Using a suspension system to generate synchronized quiescence on C2C12, we found that SEPN1 absence does not prevent cell cycle exiting and re-entering but prevents normal downregulation of myogenic factors in G0 cells and leads to higher cyclin D1 levels in quiescence conditions. Microarray, qRT-PCR and protein studies showed that SEPN1 depletion leads to significant increase of MYOG and MYOD1 expression in proliferative C2C12. Moreover, primary muscle cells from the Sepn1 KO mice showed increased myoblast fusion at early myogenic differentiation.

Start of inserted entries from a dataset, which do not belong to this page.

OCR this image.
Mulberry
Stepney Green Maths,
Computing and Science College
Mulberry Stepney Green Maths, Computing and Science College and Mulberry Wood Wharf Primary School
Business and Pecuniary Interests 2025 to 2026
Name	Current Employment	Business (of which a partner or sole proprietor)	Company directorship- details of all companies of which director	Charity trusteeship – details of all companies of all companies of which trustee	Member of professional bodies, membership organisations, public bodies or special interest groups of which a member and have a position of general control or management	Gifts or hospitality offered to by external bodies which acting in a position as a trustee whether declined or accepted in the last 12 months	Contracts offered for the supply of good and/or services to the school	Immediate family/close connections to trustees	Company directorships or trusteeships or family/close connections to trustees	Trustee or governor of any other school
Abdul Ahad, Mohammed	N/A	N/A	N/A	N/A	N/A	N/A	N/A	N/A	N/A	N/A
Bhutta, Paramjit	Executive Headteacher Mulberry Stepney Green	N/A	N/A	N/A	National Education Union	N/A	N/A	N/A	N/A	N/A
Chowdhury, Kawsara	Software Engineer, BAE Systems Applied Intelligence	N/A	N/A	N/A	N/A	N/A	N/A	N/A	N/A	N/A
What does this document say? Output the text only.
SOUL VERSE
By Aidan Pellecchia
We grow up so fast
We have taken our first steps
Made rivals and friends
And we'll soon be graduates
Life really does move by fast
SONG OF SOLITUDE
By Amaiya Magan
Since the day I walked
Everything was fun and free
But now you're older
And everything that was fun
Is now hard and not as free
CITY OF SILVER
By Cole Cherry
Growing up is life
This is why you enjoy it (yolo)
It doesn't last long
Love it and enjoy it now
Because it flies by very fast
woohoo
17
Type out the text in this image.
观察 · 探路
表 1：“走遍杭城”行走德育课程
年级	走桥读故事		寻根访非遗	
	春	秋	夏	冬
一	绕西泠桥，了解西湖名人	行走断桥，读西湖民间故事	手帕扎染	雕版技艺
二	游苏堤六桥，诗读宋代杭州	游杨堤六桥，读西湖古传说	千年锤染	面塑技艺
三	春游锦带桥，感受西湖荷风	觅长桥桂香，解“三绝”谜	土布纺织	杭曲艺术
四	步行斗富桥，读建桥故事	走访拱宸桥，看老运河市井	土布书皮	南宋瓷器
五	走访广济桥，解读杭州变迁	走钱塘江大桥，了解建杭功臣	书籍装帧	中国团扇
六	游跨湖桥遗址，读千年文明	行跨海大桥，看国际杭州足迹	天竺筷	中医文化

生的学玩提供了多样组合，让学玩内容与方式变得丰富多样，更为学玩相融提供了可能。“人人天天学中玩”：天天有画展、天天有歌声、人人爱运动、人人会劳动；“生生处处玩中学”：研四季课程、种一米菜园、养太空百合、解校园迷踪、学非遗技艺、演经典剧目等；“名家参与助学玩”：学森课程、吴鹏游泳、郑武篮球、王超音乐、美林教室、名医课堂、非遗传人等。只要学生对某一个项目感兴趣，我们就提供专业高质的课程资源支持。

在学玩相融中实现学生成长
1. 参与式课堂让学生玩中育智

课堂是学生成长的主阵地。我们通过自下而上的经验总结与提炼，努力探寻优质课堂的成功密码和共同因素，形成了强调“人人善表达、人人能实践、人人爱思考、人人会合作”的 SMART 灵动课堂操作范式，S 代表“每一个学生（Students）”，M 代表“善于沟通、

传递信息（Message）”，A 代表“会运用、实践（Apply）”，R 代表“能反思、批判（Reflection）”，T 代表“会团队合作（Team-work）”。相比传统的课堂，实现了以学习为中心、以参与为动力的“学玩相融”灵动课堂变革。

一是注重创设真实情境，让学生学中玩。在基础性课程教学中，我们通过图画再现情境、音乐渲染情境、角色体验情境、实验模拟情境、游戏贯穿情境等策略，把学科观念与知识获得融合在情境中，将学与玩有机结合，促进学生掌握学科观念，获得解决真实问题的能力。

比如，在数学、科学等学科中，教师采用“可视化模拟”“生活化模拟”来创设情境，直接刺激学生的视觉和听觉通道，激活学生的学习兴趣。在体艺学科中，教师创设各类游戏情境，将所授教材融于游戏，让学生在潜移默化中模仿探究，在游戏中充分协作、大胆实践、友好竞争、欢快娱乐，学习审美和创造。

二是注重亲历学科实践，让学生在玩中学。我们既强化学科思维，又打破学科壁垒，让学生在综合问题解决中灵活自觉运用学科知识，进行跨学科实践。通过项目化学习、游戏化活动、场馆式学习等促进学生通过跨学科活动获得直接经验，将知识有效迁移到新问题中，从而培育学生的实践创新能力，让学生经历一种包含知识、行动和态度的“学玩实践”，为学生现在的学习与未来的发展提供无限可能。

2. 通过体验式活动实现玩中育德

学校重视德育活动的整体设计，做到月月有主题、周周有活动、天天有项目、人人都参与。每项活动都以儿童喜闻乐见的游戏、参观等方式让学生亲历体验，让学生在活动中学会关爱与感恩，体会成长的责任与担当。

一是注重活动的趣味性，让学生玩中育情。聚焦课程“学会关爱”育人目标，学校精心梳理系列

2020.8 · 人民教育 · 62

We are currently exploring the mechanistic pathways leading to this cell phenotype. While we found no abnormalities of the AMPK-mediated pathway, our data suggest that HDAC5 could be involved in the accelerated differentiation phenotype. Other mechanistic studies are in progress.
In conclusion, lack of SEPN1 leads to incomplete quiescence and accelerated myogenic differentiation. Thus, we identify SEPN1 as a novel regulator of the muscle progenitor’s cell fate decision process, and SEPN1 depletion favors differentiation over self-renewal. These results potentially explain the depletion of the satellite cell population and the regeneration defect in SEPN1-RM models, and identify novel biomarkers useful to assess potential therapeutic interventions.